The Oregon case represents a test of whether that burden will be shared equitably or shifted to those with the least power to resist it.
What Comes Next
As the commission deliberates, several outcomes seem possible. They could reject PGE’s proposal outright, forcing the utility to develop a cost allocation that more clearly assigns data center infrastructure costs to data centers themselves.
They could approve it, potentially opening the door for similar approaches by other utilities. Or they could seek a middle ground, perhaps extending the period of direct data center payment beyond three years while still allowing some cost-sharing for long-term maintenance.
Whatever the decision, it will answer a fundamental question about the digital age: when the cloud comes to town, who pays for the electricity that keeps it running? For Oregon families, the answer could determine whether they’re partners in progress or involuntary sponsors of someone else’s computing power.
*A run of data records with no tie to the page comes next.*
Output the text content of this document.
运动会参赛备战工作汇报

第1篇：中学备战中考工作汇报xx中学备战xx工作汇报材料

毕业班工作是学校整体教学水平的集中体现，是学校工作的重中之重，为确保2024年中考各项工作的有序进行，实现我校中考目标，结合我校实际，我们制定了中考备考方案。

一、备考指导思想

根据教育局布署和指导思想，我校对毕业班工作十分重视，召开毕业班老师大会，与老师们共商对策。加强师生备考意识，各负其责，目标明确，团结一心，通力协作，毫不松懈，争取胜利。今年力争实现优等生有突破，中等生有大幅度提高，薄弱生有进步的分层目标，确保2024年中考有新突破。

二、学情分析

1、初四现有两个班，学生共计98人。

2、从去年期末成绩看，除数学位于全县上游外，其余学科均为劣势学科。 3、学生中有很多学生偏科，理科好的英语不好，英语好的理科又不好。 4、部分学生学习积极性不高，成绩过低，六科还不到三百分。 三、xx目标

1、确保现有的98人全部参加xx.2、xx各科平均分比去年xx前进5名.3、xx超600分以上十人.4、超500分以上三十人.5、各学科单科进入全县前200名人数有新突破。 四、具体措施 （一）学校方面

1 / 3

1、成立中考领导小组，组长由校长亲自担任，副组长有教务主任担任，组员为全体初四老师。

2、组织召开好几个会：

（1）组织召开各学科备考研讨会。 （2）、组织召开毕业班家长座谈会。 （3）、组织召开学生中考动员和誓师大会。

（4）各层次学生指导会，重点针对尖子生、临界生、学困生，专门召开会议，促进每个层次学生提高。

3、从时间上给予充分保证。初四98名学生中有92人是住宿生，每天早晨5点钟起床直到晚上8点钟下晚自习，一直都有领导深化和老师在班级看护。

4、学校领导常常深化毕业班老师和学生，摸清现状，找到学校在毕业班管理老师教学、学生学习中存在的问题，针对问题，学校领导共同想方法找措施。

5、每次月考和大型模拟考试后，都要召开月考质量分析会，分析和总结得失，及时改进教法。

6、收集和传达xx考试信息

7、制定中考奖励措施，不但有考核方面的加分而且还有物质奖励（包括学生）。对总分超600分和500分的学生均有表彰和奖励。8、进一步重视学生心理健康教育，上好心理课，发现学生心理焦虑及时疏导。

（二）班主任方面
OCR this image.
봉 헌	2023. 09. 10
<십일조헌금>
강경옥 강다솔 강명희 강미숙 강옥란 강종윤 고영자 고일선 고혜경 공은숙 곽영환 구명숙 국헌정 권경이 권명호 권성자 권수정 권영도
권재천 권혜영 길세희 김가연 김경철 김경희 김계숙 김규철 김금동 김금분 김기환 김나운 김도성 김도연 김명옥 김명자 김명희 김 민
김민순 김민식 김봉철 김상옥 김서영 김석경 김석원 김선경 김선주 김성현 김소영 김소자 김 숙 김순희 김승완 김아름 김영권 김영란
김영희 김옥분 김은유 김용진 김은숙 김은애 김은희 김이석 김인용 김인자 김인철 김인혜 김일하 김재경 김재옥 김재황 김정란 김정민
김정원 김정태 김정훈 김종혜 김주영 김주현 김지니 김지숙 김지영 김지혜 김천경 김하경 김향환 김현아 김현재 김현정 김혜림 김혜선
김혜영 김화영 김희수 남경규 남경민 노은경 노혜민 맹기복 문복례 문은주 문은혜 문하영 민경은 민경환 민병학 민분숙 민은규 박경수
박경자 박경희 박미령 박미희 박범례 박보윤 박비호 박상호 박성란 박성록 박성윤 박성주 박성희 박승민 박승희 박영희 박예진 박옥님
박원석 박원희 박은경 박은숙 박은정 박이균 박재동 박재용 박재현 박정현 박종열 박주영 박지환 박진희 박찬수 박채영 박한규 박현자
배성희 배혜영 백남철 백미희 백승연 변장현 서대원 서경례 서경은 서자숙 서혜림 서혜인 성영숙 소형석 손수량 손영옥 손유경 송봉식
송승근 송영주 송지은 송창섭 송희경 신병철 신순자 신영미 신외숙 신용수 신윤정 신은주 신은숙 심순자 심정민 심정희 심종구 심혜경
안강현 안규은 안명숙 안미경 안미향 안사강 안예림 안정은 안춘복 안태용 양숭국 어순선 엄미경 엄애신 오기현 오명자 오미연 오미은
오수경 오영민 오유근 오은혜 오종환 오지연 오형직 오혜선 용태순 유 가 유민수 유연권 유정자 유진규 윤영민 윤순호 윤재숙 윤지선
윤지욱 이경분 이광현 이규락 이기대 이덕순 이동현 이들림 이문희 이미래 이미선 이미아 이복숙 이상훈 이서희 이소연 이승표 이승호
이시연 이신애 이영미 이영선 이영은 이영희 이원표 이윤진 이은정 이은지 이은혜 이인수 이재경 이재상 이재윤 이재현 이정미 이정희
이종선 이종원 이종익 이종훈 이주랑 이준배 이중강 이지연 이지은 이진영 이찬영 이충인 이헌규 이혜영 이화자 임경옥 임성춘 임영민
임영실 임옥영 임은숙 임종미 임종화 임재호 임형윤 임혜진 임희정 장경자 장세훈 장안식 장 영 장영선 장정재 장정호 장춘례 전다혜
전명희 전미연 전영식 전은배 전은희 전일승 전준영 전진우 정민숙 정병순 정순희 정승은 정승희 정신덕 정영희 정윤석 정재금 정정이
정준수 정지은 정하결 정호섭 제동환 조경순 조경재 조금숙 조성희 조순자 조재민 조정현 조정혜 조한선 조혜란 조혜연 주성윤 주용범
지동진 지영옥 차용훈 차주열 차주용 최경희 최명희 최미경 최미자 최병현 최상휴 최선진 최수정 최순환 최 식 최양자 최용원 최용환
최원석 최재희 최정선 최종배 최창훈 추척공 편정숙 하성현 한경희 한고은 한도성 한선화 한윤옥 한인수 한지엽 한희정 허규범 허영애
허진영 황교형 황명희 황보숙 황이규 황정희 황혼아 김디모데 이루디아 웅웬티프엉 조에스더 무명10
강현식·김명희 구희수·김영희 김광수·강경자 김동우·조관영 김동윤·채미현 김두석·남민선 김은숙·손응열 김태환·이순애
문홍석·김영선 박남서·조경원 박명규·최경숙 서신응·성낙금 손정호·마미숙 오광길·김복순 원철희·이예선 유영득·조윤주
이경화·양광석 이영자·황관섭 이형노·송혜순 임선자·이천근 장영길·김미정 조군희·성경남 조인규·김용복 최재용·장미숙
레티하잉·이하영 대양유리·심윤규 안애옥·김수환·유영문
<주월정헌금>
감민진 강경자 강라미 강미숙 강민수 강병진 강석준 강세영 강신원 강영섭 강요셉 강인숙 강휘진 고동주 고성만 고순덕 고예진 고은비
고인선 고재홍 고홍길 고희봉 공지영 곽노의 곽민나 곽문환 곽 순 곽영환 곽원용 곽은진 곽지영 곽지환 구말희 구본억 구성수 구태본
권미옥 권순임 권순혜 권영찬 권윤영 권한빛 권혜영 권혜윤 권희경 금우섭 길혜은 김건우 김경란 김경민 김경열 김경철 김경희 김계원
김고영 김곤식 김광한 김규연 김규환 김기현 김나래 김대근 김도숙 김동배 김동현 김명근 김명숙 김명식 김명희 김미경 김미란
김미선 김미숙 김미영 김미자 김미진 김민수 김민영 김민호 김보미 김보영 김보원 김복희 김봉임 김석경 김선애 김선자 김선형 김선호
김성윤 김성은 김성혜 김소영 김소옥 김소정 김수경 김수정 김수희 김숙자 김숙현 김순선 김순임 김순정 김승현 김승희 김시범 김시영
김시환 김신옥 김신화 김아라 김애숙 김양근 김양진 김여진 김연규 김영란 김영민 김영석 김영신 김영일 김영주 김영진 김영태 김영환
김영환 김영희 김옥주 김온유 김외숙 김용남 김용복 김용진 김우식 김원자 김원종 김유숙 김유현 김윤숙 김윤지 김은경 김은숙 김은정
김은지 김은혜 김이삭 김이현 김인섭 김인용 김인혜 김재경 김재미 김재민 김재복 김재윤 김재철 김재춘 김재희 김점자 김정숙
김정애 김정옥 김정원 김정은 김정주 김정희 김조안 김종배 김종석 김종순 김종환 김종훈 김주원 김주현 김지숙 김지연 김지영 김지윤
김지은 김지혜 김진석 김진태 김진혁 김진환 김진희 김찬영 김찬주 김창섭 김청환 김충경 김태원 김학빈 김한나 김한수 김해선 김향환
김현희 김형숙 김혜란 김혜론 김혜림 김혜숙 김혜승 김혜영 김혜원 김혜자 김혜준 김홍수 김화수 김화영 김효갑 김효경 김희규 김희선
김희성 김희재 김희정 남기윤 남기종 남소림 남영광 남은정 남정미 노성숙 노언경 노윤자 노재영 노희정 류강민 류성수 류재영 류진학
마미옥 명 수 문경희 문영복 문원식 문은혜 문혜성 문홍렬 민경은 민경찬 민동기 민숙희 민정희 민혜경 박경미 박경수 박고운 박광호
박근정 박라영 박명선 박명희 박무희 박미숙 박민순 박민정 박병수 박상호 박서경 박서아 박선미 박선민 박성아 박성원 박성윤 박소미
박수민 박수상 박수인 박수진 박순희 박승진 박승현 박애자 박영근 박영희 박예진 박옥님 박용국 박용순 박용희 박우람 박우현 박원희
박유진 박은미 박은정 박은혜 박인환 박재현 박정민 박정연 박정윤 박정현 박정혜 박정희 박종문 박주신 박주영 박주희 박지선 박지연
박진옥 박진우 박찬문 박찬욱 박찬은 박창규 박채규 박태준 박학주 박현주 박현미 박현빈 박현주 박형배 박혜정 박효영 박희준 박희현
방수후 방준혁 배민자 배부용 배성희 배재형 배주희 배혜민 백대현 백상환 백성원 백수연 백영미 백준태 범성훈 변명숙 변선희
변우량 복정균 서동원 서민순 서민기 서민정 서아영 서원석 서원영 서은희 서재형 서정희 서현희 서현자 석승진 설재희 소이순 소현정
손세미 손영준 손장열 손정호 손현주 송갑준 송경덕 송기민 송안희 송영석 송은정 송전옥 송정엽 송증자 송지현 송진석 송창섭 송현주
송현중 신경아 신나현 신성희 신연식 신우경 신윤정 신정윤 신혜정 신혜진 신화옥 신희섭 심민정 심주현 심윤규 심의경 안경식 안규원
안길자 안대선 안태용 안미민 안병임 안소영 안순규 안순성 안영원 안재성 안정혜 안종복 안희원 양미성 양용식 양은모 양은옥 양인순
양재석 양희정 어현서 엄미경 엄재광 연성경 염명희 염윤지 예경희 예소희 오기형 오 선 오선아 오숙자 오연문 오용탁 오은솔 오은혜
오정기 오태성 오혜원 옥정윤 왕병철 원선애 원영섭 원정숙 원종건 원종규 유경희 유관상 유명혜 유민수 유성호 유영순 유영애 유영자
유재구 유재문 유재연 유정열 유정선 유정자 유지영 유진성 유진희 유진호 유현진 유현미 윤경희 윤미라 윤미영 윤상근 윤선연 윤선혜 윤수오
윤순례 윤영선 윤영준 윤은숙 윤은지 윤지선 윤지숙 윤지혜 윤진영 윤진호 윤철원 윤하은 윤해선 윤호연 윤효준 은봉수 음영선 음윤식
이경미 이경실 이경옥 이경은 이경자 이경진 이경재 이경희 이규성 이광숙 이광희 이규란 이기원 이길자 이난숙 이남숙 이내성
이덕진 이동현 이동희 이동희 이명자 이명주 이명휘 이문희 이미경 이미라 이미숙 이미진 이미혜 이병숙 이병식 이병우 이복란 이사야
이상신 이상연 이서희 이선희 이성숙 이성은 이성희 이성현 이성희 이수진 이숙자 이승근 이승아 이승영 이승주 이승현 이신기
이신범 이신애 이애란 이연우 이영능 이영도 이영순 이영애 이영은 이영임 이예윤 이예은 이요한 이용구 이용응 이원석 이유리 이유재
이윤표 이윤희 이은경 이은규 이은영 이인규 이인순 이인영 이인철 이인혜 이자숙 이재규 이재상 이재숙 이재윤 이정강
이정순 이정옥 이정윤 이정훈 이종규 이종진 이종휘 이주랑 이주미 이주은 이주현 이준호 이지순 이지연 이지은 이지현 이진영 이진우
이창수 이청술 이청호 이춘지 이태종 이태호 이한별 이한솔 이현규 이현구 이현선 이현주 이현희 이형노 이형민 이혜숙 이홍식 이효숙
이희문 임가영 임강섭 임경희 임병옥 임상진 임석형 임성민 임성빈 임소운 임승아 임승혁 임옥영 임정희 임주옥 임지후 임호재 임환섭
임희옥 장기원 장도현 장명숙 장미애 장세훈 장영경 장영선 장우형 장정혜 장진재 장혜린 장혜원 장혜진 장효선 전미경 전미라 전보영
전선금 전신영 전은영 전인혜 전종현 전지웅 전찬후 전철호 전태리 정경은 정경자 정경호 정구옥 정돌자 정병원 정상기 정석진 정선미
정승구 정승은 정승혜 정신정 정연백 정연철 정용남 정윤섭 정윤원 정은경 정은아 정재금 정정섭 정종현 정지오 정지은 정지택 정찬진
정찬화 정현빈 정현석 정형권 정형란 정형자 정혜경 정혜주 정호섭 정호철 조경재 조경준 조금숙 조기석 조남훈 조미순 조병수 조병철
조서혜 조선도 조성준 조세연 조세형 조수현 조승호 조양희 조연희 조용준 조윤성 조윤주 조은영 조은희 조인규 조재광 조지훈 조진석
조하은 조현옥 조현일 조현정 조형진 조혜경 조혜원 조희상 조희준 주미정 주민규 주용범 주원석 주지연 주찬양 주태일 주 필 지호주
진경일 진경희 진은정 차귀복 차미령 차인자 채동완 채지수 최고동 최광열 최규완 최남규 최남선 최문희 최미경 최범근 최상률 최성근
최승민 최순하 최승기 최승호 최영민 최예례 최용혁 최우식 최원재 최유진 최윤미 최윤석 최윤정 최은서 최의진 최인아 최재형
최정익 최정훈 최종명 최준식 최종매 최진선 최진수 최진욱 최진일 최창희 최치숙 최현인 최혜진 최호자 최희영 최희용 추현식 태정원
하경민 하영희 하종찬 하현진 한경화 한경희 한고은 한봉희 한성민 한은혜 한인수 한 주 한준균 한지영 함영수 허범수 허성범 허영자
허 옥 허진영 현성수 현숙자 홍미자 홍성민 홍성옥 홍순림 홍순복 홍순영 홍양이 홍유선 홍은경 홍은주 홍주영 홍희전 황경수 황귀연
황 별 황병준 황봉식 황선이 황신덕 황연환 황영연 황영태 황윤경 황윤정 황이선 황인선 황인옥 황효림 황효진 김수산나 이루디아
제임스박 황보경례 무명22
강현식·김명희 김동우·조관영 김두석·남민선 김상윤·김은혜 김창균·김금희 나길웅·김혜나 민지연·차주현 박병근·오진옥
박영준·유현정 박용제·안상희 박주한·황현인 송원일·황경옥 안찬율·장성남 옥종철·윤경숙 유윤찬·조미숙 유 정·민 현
The commission’s ruling won’t just affect electricity bills. It will help define the social contract of the AI era—who benefits from technological advancement, and who bears its costs.
In a world where every chat with an AI, every cloud backup, and every streaming video requires physical infrastructure humming away somewhere, that question matters more than ever.
For now, Oregon families wait to learn whether a law designed to protect them will actually do so, or whether the fine print of utility regulation will write a different story altogether.